Il consigliere di Stato neocastellano Alain Ribaux è il nuovo presidente della Conferenza latina dei Capi dei Dipartimenti di Giustizia e Polizia (CLDJP), della Conferenza Latina dei Capi dei Dipartimenti di Asilo e Migrazione (CLDAM) e della Conferenza Latina dei Direttori degli Affari Militari e Protezione Civile (CLAMPP). Il cambio ai vertici è avvenuto durante la riunione ordinaria del 30 e 31 marzo, organizzata dal Direttore del Dipartimento delle istituzioni Norman Gobbi, che si è tenuta a Vico Morcote e Morcote.
Ribaux e Favre alla testa della conferenza
Per quasi 9 anni Ribaux è stato responsabile della sicurezza nel Cantone di Neuchâtel, mentre in precedenza ha ricoperto la posizione di giudice. Nel suo lavoro sarà affiancato dal nuovo vice-presidente Frédéric Favre, capo del Dipartimento della sicurezza, delle istituzioni e dello sport (DSIS) del Canton Vallese. Le nuove nomine sono valide per un periodo di tre anni.
Le altre nomine
Romain Collaud, capo della Direzione della sicurezza, della giustizia e dello sport (DSJS) del Cantone di Friburgo, è stato nominato presidente del concordato latino sulla detenzione penale degli adulti e dei giovani adulti, così come del concordato latino sulla detenzione penale dei minori. Per sostituire la Consigliera di Stato vodese Béatrice Métraux, nel comitato della Conferenza dei direttori dei Dipartimenti cantonali di giustizia e polizia (CDDGP), di cui sono già membri Ribaux e Gobbi, il CLDJP ha proposto il Consigliere di Stato Frédéric Favre.

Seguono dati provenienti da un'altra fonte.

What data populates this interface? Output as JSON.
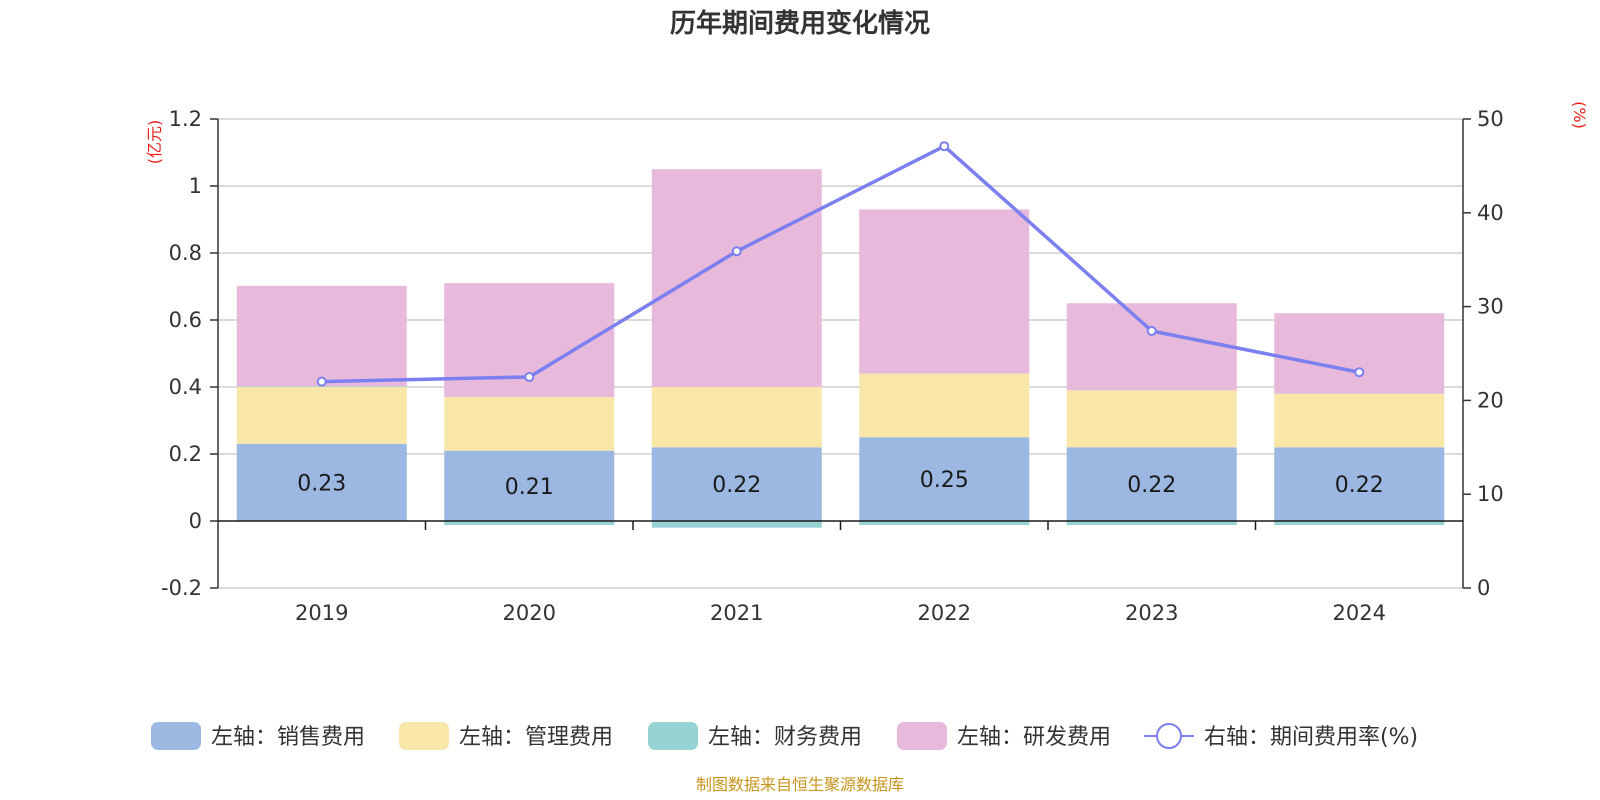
{
  "chart_data": {
    "type": "bar",
    "title": "历年期间费用变化情况",
    "categories": [
      "2019",
      "2020",
      "2021",
      "2022",
      "2023",
      "2024"
    ],
    "left_axis": {
      "unit": "(亿元)",
      "ylim": [
        -0.2,
        1.2
      ],
      "ticks": [
        -0.2,
        0,
        0.2,
        0.4,
        0.6,
        0.8,
        1,
        1.2
      ]
    },
    "right_axis": {
      "unit": "(%)",
      "ylim": [
        0,
        50
      ],
      "ticks": [
        0,
        10,
        20,
        30,
        40,
        50
      ]
    },
    "grid": true,
    "legend_position": "bottom",
    "series": [
      {
        "name": "左轴：销售费用",
        "axis": "left",
        "kind": "bar",
        "color": "#9cb8e2",
        "values": [
          0.23,
          0.21,
          0.22,
          0.25,
          0.22,
          0.22
        ],
        "labels": [
          "0.23",
          "0.21",
          "0.22",
          "0.25",
          "0.22",
          "0.22"
        ]
      },
      {
        "name": "左轴：管理费用",
        "axis": "left",
        "kind": "bar",
        "color": "#f8e7a8",
        "values": [
          0.17,
          0.16,
          0.18,
          0.19,
          0.17,
          0.16
        ]
      },
      {
        "name": "左轴：财务费用",
        "axis": "left",
        "kind": "bar",
        "color": "#96d3d4",
        "values": [
          0.002,
          -0.012,
          -0.02,
          -0.012,
          -0.012,
          -0.012
        ]
      },
      {
        "name": "左轴：研发费用",
        "axis": "left",
        "kind": "bar",
        "color": "#e7b9da",
        "values": [
          0.3,
          0.34,
          0.65,
          0.49,
          0.26,
          0.24
        ]
      },
      {
        "name": "右轴：期间费用率(%)",
        "axis": "right",
        "kind": "line",
        "color": "#7b7fef",
        "values": [
          22.0,
          22.5,
          35.9,
          47.1,
          27.4,
          23.0
        ]
      }
    ]
  },
  "footer": "制图数据来自恒生聚源数据库"
}
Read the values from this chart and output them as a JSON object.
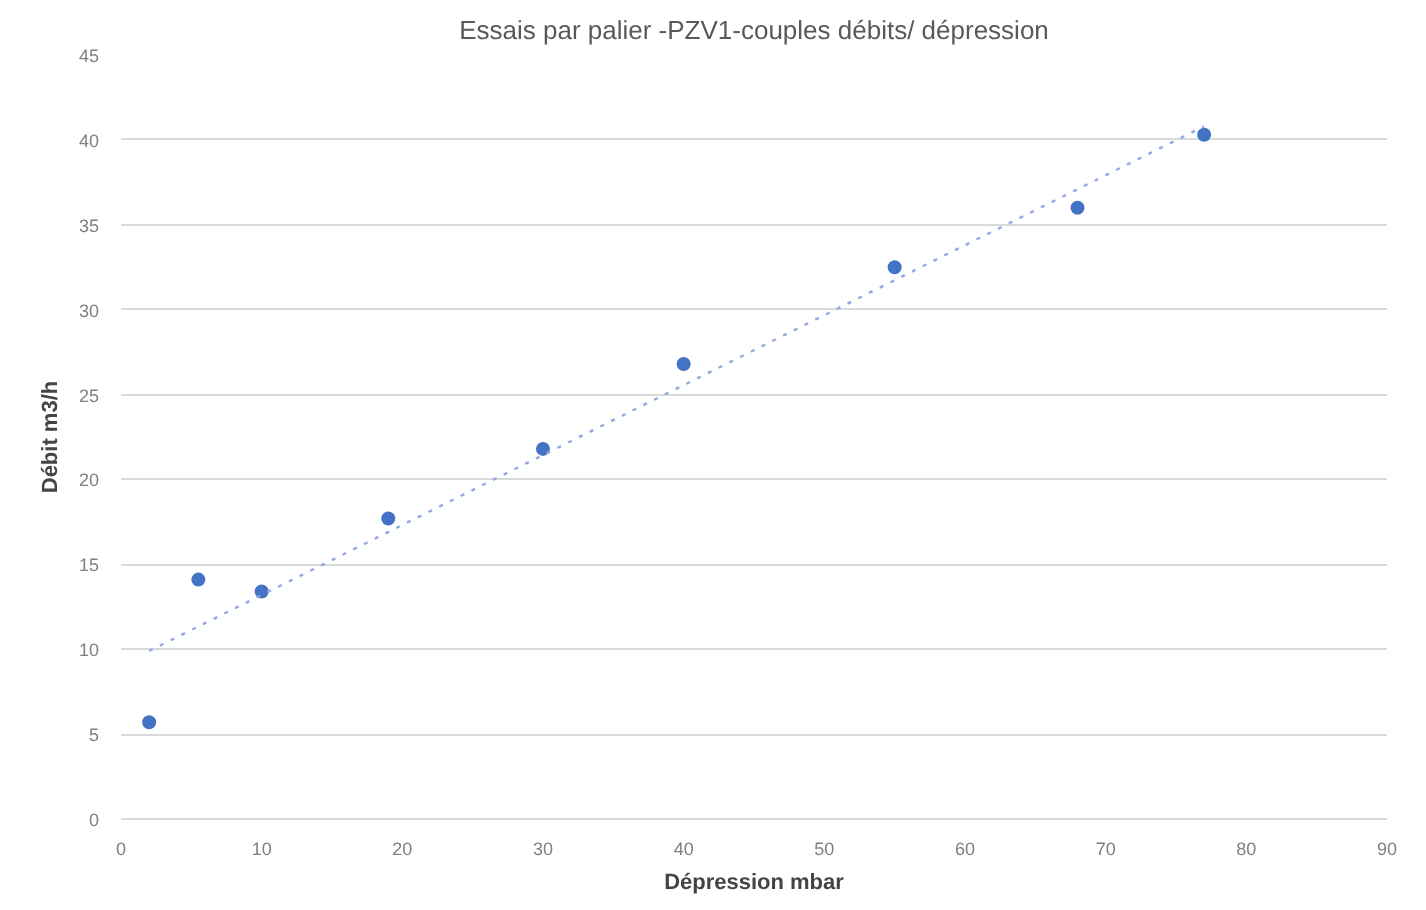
{
  "chart_data": {
    "type": "scatter",
    "title": "Essais par palier -PZV1-couples débits/ dépression",
    "xlabel": "Dépression mbar",
    "ylabel": "Débit m3/h",
    "xlim": [
      0,
      90
    ],
    "xticks": [
      0,
      10,
      20,
      30,
      40,
      50,
      60,
      70,
      80,
      90
    ],
    "ylim": [
      0,
      45
    ],
    "yticks": [
      0,
      5,
      10,
      15,
      20,
      25,
      30,
      35,
      40,
      45
    ],
    "grid": "y",
    "series": [
      {
        "marker": "circle",
        "color": "#4472c4",
        "x": [
          2,
          5.5,
          10,
          19,
          30,
          40,
          55,
          68,
          77
        ],
        "values": [
          5.7,
          14.1,
          13.4,
          17.7,
          21.8,
          26.8,
          32.5,
          36,
          40.3
        ]
      },
      {
        "type": "line",
        "marker": "none",
        "color": "#8faadc",
        "line_style": "dotted",
        "x": [
          2,
          77
        ],
        "values": [
          9.9,
          40.8
        ]
      }
    ]
  }
}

Una scuola unica multisede romanda
Nel campo della polizia, la Conferenza latina ha deciso di sviluppare il progetto di una «Ecole romande unique multi-sites»(ERM). La creazione di questa scuola multisito, che integra il Centro interregionale di formazione della polizia (CIFPol) e l’Accademia di polizia, è in linea con l’attuazione del nuovo concetto di formazione dell’Istituto svizzero di polizia (ISP), denominato CGF 2020. In questo contesto, l’istituto si posizionerà, si legge in una nota della Conferenza latina, “come un centro di eccellenza e una risorsa propositiva al servizio delle forze di polizia: un centro di eccellenza nel campo dell’approccio pedagogico e nella sua capacità di sinergia delle migliori pratiche applicate nelle diverse forze di polizia”. Una commissione di formazione e un consiglio scientifico sono stati creati per fornire la dinamica necessaria per la messa in comune di idee, pratiche e forze. Un apposita tabella di marcia sarà poi presentata alla prossima riunione, prevista in autunno.
Giustizia
Nel campo della giustizia la Conferenza latina, sulla base di uno studio di fattibilità realizzato da triaspect SA a Bienne, ha deciso di portare avanti il progetto di riabilitazione parziale dell’ex centro educativo di Prêles. Di conseguenza, 22 posti per il collocamento di minori francofoni potrebbero essere messi a disposizione dei giudici minorili latini, conformemente all’articolo 15 comma 2 del DPMin. Diversi approcci collaborativi con il Canton Berna, proprietario della struttura, dovranno essere fatti per affinare i contorni precisi di questo progetto.
Affari militari
Nell’ambito degli affari militari e della protezione civile, la Conferenza latina ha avuto l’opportunità di discutere con il nuovo comandante della divisione territoriale 1, il maggiore Mathias Tüscher su importanti questioni trasversali nella cooperazione tra i cantoni e la Div ter 1.